Kemudian Najasyi berpaling kepada dua utusan Quraisy tersebut dan berkata, "Pergilah kalian! Sungguh aku tidak akan pernah menyerahkan mereka kepada kalian, tidak akan pernah !!"

Tak ada pilihan bagi keduanya kecuali pergi dari hadapan Najasyi. Tetapi Amr bin Ash sempat berkata pelan, "Demi Allah, besok aku akan mendatangkan mereka lagi dengan sesuatu yang bisa membinasakan mereka."

"Jangan lakukan itu," Kata Ibnu Abi Rabiah, "Bagaimanapun mereka masih kerabat kita walaupun merekamenentang kita…!!"

Tetapi Amr bin Ash tidak memperdulikan saran temannya tersebut. Esoknya ia menghadap Najasyi dan berkata, "Wahai tuan Raja, sesungguhnya mereka menyampaikan perkataan yang menyalahi Tuan dalam masalah Isa bin Maryam!!"

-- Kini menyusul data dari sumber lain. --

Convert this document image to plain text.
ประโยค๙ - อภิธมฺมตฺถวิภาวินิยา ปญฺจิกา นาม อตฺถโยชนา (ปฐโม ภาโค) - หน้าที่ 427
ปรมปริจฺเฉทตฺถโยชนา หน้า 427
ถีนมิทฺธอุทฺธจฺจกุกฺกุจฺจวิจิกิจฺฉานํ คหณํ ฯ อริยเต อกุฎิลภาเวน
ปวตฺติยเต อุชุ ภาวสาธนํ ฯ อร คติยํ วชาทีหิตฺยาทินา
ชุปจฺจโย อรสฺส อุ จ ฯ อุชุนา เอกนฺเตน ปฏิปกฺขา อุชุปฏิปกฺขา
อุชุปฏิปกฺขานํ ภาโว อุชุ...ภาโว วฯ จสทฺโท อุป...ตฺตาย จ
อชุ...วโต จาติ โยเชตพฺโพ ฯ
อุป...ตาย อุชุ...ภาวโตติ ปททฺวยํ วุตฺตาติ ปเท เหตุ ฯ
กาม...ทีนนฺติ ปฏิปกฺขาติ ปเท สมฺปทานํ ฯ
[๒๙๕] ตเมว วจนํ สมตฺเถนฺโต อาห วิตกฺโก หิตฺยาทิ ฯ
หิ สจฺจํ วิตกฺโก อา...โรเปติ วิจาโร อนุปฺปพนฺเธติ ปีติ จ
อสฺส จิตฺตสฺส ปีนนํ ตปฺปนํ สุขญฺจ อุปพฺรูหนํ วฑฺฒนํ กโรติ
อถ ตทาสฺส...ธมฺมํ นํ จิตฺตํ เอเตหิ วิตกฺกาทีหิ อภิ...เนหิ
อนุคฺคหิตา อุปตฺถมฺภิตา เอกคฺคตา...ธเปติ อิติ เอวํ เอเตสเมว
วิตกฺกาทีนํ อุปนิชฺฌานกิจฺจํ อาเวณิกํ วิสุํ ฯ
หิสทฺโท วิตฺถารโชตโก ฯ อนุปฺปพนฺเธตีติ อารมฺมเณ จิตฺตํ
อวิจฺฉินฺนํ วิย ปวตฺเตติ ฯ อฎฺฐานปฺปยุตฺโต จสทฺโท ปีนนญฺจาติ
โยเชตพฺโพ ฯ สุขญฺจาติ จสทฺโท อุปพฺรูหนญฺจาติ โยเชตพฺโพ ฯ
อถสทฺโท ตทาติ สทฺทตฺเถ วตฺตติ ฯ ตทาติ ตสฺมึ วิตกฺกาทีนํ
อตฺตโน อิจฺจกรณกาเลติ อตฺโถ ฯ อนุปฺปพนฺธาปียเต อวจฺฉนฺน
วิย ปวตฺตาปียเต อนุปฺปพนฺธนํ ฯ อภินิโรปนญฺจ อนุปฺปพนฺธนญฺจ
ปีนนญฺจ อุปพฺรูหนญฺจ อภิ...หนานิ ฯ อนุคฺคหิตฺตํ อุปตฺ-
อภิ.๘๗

Sekali lagi Najasyi mengirim utusan memanggil kaum muhajirin tersebut untuk menjelaskan masalah Isa.Mereka menjadi kaget dan risau, bagaimanapun juga mengenai Isa bin Maryam menjadi masalah yang krusial karena jelas-jelas Islam menolak ketuhanan Isa bin Maryam. Sempat terpikir untuk mencari jawaban yang bisa menyenangkan Najasyi, tetapi akhirnya semua ditepiskan, tidaklah mereka akan mengatakan sesuatu kecuali kebenaran semata.

Ketika mereka dihadapkan dan Najasyi menanyakan hal tersebut, Ja'far berkata diplomatis, "Mengenai Isa bin Maryam, kami katakan seperti apa yang dinyatakan oleh Nabi SAW kami, bahwa Isa adalah hamba Allah, Rasul-Nya, Roh-Nya dan Kalimat-Nya yang disampaikan kepada Maryam, sang Perawan Suci…"

Sebenarnya sama saja dan juga lebih mudah kalau dikatakan, "Isa bin Maryam bukan Tuhan". Tetapi itu akan langsung menghantam keyakinan Raja dan para pengikutnya. Di sinilah tampak kemampuan diplomatis yang dimiliki Ja'far bin Abu Thalib. Mereka telah siap dan pasrah atas keputusan dan kemarahan Raja Najasyi. Tetapi reaksi yang terjadi jauh di luar dugaan. Tiba-tiba Najasyi turun dari tahtanya, ia mengambil sepotong ranting yang ada di tanah dan berkata, "Demi Allah, Isa bin Maryam tidak melebihi apa yang kamu katakan, walaupun hanya sepanjang ranting ini. Kalian aman di sini, jika ada orang yang menghina dan mencerca kalian, dia akan menanggung denda. Aku tidak suka seandainya memiliki gunung emas, sedangkan aku menyakiti salah satu dari kalian."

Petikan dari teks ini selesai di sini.